A Secretaria Estadual de Educação de São Paulo teve a distribuição de seu material didático digital suspensa pela Justiça após a juíza Simone Casoretti atender ao pedido da deputada estadual Maria Izabel Noronha, do Partido dos Trabalhadores (PT). A parlamentar apontou erros factuais nos slides utilizados pela rede estadual de educação.

Um dos erros mencionados pela deputada é a informação equivocada de que Dom Pedro II assinou a Lei Áurea em 1888, quando na verdade a lei foi assinada por sua filha, a Princesa Isabel. Outro erro grave é a afirmação de que o transtorno do deficit de atenção e hiperatividade é transmitido pela água.

A juíza Simone Casoretti determinou que a decisão seja cumprida em até 48 horas, sob pena de multa diária no valor de R$ 10 mil. Ela destacou a importância de corrigir os erros presentes no material digital para garantir a qualidade da educação no estado e não prejudicar o processo de aprendizagem dos alunos.

Vale ressaltar que essa não é a primeira vez que o governo estadual enfrenta problemas com seu material digital. Uma decisão judicial anterior já havia determinado que o governo não poderia utilizar apenas esse material, fazendo com que o Estado abrisse mão do Programa Nacional do Livro Didático (PNLD). Após essa decisão, a Secretaria Estadual de Educação havia informado que voltaria a utilizar os livros do programa nacional.

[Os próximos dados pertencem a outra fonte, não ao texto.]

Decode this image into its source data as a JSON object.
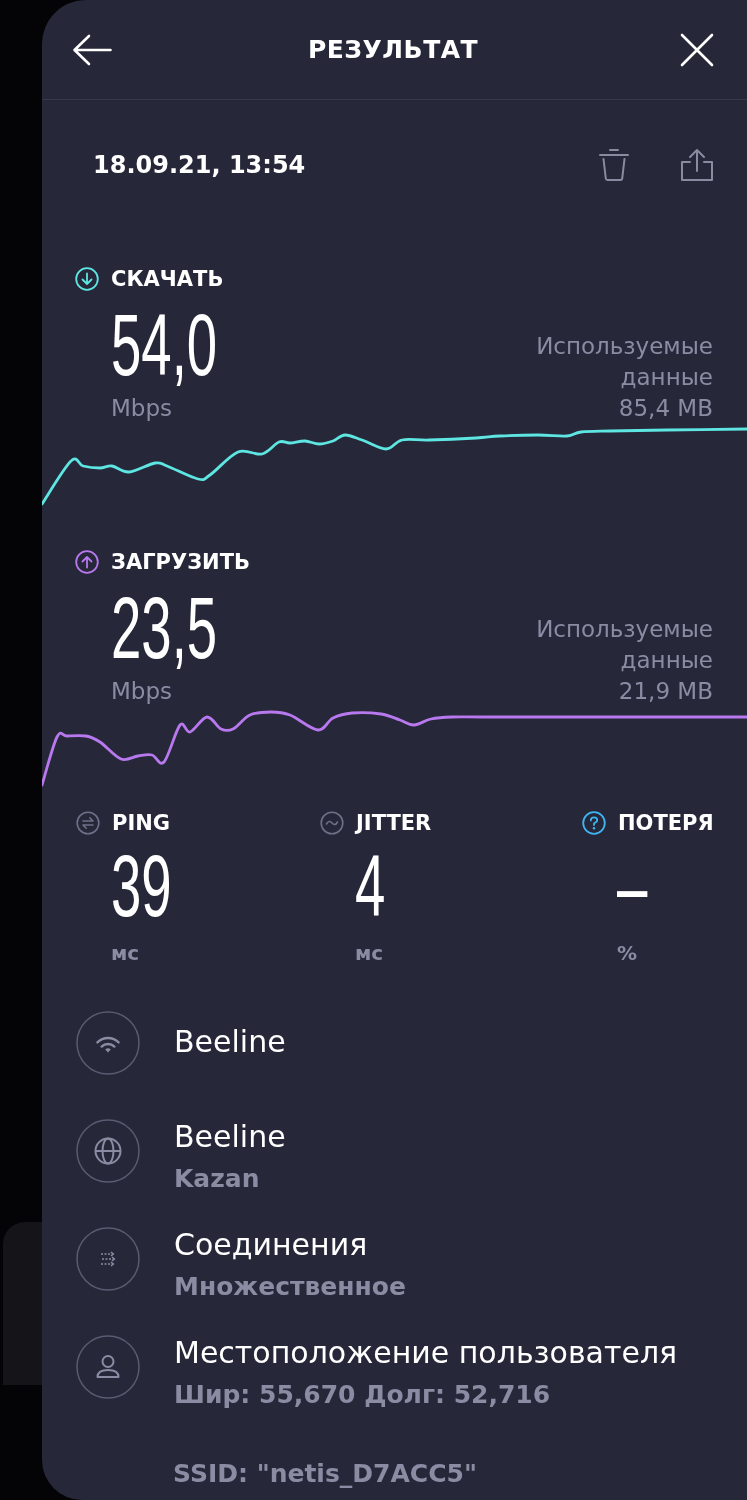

Inicialmente, a proposta do governo paulista era utilizar apenas o material digital elaborado por eles mesmos para os estudantes do 6º ao 9º ano, com a opção de imprimir esses conteúdos para garantir o acesso de todos os alunos.

O PNLD é uma política do Ministério da Educação com mais de 85 anos de existência e é adotado por mais de 95% das redes de ensino do Brasil. Segundo o MEC, a permanência no programa é voluntária e respeita a autonomia das redes e escolas. As obras são adquiridas por meio de um processo transparente e avaliadas por professores especialistas. Os materiais aprovados compõem um catálogo de escolha democrática pelas escolas.

A Secretaria Estadual de Educação de São Paulo foi contatada pela Agência Brasil, mas até o momento não houve resposta sobre o caso.